In the event the Company chooses to complete the proposed $300 million offering, RH would expect to enter into convertible note hedge and warrant transactions that are designed to offset the effect of dilution from the conversion of the notes up to 100% or more of the common stock price at the time of pricing of the notes.
The proceeds from the offering would primarily be used to retire the Company’s $200 million of outstanding second lien debt, reduce outstanding borrowings under the Company’s credit facility and to pay the net costs of the convertible note hedge and warrant transactions. The retirement of the Company’s second lien debt would reduce interest expense by approximately $6.5 million in the second half of fiscal 2019, and $18 million on an annual basis, and would enable the Company to increase adjusted diluted earnings per share by approximately $0.20 to $0.25 this year, and $0.65 to $0.70 in fiscal 2020.
The interest rate, conversion price and other terms of any new issuance of notes are subject to the final pricing determination in connection with any offering. The notes would be convertible into cash, shares of RH’s common stock, or a combination thereof, at RH’s election.

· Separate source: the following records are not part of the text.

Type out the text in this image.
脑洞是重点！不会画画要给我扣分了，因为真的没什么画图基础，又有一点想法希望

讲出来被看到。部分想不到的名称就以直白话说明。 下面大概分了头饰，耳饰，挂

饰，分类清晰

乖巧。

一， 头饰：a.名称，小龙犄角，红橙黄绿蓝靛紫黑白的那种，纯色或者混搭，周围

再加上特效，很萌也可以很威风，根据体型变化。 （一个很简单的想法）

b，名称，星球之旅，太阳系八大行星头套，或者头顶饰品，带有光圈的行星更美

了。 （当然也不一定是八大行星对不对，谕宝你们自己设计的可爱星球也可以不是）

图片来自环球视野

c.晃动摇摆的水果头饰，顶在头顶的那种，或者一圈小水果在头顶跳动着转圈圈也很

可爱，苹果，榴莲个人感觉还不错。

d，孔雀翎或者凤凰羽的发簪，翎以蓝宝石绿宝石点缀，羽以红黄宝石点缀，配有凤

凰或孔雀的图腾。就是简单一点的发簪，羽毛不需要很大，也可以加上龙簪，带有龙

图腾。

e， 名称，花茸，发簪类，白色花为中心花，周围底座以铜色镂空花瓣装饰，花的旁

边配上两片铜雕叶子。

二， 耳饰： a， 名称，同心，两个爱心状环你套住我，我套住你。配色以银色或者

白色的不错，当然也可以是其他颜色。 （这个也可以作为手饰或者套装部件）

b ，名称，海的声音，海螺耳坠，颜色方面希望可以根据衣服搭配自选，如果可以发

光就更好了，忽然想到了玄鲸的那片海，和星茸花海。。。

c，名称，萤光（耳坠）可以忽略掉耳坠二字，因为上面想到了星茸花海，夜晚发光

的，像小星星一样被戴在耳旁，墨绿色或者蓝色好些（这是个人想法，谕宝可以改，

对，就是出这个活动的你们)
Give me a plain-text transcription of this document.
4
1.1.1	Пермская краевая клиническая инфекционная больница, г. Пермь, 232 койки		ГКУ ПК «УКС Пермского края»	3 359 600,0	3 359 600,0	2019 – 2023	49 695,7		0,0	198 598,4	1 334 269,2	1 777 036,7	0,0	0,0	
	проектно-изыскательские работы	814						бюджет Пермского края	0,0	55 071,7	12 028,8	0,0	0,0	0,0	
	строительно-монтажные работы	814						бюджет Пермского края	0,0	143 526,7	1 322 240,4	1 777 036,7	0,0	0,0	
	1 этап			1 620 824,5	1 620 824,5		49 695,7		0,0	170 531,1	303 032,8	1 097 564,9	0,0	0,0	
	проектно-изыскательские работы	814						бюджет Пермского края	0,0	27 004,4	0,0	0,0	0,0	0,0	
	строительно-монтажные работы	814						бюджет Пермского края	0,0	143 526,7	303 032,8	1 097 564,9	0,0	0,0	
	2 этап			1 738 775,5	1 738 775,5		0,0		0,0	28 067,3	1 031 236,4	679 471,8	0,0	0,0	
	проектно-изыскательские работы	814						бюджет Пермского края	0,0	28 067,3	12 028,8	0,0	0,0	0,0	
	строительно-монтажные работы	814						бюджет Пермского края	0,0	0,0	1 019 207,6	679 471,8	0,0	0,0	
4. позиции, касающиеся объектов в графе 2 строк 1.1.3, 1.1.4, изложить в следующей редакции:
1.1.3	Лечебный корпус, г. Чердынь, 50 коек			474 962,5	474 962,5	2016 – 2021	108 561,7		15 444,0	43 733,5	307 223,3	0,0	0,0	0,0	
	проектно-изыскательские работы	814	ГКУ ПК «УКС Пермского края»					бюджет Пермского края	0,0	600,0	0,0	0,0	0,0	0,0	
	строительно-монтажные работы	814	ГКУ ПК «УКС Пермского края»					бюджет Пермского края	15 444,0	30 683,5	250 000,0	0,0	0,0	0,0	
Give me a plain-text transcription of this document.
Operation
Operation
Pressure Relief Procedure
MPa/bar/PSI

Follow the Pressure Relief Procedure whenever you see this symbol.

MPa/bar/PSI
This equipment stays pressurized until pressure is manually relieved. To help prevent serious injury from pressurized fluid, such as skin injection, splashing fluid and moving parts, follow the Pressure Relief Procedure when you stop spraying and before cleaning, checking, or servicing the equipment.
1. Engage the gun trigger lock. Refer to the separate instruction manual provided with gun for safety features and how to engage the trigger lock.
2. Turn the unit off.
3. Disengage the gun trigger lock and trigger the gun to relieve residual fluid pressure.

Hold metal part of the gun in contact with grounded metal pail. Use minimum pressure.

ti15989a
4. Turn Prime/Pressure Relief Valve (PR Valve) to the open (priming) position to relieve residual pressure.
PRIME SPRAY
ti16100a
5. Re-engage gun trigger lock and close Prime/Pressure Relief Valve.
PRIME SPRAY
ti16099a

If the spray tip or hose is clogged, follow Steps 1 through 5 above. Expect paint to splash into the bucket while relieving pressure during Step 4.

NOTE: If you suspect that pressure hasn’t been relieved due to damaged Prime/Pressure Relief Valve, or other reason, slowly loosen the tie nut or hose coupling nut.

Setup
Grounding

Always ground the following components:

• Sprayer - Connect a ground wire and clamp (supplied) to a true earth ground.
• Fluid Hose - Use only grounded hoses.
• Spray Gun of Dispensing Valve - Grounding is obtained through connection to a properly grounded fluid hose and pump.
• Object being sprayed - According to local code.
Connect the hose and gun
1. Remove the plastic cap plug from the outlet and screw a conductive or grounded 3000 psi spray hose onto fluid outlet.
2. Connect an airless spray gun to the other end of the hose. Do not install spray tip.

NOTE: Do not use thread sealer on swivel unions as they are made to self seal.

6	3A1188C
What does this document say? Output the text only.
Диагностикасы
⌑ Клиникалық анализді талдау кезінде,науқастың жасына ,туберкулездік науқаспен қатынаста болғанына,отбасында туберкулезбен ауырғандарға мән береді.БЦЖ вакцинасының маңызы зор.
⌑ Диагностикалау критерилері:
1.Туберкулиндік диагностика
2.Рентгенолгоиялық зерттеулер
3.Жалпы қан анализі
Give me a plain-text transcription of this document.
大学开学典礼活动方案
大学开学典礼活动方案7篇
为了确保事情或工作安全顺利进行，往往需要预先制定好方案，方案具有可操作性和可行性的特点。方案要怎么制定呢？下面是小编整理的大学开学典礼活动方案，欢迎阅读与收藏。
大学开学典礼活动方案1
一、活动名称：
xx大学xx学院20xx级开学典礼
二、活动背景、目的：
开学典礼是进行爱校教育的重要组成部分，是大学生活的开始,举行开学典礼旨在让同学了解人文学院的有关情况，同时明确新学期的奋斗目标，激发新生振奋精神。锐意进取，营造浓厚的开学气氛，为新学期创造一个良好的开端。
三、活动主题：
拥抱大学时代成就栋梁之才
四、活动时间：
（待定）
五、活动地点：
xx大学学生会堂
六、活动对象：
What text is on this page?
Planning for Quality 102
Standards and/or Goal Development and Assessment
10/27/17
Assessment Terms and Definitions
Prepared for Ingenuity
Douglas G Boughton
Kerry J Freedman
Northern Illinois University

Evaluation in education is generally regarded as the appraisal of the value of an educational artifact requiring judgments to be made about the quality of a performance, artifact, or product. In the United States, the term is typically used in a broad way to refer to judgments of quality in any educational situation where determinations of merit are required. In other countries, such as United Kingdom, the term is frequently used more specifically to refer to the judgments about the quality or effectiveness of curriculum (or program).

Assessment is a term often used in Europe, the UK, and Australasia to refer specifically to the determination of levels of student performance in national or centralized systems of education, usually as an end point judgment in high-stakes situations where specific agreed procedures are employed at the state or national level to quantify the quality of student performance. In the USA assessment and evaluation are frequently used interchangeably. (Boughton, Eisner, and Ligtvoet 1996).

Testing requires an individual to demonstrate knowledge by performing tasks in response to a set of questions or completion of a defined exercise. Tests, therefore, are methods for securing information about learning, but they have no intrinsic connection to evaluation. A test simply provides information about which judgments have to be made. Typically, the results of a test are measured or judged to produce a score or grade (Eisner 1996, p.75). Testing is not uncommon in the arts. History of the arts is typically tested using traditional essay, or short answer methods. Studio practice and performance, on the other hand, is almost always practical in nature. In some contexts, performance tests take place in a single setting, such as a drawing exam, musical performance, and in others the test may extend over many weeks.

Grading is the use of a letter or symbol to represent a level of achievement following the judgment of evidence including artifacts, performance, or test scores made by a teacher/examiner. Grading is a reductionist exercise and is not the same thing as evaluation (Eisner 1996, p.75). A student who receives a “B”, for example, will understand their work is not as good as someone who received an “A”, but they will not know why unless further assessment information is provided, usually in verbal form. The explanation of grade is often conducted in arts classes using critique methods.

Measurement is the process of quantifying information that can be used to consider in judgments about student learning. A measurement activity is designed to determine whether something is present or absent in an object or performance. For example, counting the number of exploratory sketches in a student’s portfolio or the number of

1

This press release does not constitute an offer to sell or the solicitation of an offer to buy, nor shall there be any sale of these securities in any state or jurisdiction in which such offer, solicitation, or sale would be unlawful prior to registration or qualification under the securities laws of any such state or jurisdiction. The notes and the shares of common stock issuable upon conversion of the notes, if any, will not be registered under the Securities Act of 1933, as amended (the “Act”) or any state securities laws, and unless so registered, may not be offered or sold in the United States except pursuant to an exemption from the registration requirements of the Act and applicable state laws.